False Statements Act, 18 U.S.C. §1001
This act imposes liability on a health care provider that in a communication submitted to the government, makes false or fraudulent statements or representations, false writings or documents, or that falsifies or covers up a material fact. Like the false claims act, the health care provider need not necessarily have made the statement directly to the federal government; it is enough that the false statement was made to a state agency or insurance company and submitted to the government. See United States v. Huber, 603 F.2d 387 (2nd Cir. 1987) (hospital supply company violated act where it marked up supplies to hospitals, who then submitted the marked up costs to the insurance companies acting as fiscal intermediaries for the Medicare and Medicaid programs.)

The prosecutor need only prove that the provider intentionally submitted the claim knowing that it was false, fictitious or fraudulent.

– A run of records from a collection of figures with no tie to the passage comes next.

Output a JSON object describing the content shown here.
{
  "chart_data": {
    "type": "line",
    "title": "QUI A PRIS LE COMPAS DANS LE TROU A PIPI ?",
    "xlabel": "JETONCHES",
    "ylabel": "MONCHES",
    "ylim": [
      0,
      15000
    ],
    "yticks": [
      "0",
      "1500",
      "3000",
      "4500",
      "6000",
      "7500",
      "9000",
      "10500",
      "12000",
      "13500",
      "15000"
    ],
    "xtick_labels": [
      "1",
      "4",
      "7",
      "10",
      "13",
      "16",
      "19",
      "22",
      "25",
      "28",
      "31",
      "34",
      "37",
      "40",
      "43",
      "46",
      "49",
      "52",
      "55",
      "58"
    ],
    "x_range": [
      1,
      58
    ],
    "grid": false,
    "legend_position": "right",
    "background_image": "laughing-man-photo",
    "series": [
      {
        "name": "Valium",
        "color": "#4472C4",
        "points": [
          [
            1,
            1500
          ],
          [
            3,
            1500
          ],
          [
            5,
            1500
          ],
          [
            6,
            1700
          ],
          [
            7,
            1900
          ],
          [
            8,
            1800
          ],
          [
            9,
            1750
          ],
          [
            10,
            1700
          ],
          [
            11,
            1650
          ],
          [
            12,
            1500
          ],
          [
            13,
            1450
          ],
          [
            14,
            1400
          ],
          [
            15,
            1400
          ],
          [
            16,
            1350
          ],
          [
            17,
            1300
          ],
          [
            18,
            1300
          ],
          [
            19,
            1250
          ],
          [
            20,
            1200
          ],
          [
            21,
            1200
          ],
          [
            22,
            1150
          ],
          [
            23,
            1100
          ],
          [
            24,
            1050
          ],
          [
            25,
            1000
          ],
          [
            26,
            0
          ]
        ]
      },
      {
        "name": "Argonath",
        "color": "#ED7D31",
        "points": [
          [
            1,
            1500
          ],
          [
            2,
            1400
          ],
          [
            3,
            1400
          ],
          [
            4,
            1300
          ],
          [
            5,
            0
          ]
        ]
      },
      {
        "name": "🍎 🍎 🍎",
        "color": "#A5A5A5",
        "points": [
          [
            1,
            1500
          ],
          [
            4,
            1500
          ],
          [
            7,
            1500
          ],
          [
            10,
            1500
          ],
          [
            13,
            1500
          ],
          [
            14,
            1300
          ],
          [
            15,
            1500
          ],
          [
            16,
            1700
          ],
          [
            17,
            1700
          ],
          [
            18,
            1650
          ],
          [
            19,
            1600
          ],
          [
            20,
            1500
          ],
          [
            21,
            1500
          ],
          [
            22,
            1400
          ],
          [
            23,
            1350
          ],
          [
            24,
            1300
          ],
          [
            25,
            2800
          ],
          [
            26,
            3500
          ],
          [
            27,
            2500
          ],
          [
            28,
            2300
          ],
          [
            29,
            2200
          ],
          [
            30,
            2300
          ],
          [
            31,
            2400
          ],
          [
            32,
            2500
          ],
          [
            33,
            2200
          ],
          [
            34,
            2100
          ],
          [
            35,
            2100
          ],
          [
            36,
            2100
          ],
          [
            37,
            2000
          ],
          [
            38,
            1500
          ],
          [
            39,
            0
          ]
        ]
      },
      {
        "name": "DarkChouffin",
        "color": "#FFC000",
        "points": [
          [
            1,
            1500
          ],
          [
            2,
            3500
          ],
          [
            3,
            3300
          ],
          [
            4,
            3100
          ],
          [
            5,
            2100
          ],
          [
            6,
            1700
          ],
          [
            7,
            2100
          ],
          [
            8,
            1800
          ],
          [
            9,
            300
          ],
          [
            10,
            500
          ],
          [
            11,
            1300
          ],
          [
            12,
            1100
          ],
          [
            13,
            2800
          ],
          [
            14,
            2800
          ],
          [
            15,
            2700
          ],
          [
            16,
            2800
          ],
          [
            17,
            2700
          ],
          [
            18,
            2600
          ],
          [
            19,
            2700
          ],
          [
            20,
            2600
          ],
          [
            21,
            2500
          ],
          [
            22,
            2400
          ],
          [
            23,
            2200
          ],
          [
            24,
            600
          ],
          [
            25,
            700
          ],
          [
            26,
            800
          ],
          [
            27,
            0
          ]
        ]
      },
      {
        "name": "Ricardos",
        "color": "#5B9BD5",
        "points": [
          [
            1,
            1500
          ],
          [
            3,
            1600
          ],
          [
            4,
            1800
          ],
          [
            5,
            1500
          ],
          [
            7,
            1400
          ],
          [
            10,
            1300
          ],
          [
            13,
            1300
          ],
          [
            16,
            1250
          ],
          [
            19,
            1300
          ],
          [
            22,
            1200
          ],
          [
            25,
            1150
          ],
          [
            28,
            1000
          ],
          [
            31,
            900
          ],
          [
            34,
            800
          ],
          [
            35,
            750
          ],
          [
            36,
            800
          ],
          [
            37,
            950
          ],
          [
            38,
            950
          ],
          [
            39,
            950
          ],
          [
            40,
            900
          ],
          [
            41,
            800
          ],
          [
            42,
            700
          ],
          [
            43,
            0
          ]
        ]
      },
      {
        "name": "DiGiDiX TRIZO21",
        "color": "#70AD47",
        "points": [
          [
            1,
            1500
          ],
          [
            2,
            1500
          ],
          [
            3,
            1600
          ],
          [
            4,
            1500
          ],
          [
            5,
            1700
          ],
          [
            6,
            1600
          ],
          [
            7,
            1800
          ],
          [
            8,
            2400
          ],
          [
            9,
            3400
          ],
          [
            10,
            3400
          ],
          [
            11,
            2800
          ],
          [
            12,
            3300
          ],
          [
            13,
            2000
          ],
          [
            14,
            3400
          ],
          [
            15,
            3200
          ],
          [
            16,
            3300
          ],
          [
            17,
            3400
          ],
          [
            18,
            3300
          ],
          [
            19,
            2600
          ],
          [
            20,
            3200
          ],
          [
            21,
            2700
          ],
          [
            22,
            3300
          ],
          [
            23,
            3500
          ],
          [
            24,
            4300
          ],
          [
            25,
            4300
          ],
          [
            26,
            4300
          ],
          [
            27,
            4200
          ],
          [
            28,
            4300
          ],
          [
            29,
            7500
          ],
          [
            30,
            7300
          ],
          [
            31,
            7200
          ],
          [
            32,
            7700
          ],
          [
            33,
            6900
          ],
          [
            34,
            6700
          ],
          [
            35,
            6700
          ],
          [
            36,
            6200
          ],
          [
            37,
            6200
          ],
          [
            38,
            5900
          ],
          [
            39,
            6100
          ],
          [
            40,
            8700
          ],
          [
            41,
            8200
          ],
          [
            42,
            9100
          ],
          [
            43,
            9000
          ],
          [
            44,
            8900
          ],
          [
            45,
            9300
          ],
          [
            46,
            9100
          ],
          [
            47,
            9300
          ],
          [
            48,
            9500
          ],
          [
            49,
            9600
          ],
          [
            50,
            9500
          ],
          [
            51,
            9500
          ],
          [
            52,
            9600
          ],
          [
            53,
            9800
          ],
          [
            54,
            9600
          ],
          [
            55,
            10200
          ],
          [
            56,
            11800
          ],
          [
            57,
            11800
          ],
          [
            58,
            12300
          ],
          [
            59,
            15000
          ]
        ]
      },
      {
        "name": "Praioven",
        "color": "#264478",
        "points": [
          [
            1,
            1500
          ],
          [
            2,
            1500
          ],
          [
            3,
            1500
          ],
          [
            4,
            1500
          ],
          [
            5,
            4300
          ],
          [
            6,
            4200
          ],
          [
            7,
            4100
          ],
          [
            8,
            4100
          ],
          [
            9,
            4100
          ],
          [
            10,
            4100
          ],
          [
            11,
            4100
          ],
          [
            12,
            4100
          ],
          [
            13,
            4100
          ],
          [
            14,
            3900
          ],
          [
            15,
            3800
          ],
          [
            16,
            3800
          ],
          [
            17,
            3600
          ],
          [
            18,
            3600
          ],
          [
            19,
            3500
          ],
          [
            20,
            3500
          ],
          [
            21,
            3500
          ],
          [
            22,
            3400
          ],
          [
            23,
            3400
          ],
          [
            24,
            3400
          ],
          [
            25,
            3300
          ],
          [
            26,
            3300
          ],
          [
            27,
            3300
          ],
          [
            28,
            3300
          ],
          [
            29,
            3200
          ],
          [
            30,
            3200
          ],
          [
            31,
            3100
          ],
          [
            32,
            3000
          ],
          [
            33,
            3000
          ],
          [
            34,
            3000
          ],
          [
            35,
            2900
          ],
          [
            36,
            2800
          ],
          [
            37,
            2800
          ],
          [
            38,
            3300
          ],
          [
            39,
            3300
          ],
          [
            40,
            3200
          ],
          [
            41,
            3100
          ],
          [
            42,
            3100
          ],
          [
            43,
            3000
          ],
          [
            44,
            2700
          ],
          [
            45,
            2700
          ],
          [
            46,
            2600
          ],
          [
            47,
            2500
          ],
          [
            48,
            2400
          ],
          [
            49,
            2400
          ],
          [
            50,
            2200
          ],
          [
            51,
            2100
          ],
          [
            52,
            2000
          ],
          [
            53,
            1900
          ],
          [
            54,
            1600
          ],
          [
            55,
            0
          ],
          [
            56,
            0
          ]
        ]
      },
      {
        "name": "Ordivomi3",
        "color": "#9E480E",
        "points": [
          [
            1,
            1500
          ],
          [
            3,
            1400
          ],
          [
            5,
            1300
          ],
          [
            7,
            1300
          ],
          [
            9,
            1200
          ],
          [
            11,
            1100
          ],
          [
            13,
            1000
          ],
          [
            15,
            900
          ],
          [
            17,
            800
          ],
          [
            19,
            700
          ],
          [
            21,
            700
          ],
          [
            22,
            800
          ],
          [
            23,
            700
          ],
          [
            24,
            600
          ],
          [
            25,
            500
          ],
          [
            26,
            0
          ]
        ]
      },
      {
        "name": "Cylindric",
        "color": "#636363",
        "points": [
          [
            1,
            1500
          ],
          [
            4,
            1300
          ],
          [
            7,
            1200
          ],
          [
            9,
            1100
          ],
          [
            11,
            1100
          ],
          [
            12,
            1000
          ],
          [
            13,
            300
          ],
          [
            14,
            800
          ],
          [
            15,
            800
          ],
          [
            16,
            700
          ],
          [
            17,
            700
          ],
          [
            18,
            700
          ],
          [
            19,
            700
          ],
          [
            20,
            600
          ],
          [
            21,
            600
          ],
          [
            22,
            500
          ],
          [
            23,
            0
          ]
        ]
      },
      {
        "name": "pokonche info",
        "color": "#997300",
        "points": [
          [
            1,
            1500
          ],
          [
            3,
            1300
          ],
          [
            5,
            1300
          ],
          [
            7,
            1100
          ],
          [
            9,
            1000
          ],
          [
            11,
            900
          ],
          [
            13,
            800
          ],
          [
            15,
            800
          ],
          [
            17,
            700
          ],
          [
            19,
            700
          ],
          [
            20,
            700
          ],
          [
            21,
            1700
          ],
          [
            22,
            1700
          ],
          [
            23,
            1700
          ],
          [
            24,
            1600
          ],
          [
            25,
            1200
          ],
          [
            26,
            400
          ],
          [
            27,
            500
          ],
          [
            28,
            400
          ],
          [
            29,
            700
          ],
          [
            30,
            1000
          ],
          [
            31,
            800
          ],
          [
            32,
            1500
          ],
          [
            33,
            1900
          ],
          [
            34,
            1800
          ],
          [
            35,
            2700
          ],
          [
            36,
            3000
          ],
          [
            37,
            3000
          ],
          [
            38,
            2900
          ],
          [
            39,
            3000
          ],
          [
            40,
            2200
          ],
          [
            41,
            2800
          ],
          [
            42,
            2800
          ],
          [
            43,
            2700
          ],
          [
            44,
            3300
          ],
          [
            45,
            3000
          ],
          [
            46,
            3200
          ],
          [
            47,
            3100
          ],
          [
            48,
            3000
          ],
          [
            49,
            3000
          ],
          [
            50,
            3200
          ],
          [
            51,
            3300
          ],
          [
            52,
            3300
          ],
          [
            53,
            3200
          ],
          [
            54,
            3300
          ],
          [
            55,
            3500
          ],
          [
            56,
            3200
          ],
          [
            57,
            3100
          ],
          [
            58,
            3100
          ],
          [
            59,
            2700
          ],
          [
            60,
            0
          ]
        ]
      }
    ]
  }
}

In order to show a violation of this act, the government must prove that the health care provider willfully submitted the false statement or representation to the government, knowing it to be false, and that the statement was material i.e. that the statement was of the type that has the natural tendency to influence the agency’s action. See United States V. Greber, 760 F.2d 68, 72-73 (3rd Cir. 1985).
The penalty for a conviction under the False Statement Act is a fine of not more than $10,000.00 or imprisonment of more than 5 years, or both. As with the False Claims Act, this penalty can be assessed for every violation.
This is only an example of the many federal statutes that can apply of Medicare and Medicaid fraud, which many states have adopted as applicable in their state.

Conclusion

How to avoid an audit and a finding of fraud:

  1. Don’t be greedy. Excessive fees invite audits.
  2. Do NOT waive patient deductibles or co-payments
  3. Make sure that you have all your documentation before you file the claim
    1. Make sure you do not charge for an evaluation and management code that you cannot justify. Avoid using 99205, as this E & M code likely requires a full body exam which we are not qualified to perform.

Insurance fraud is completely avoidable.  No practitioner should ever be convicted of fraud. As E.T. says: “Beeeee Gooooood.”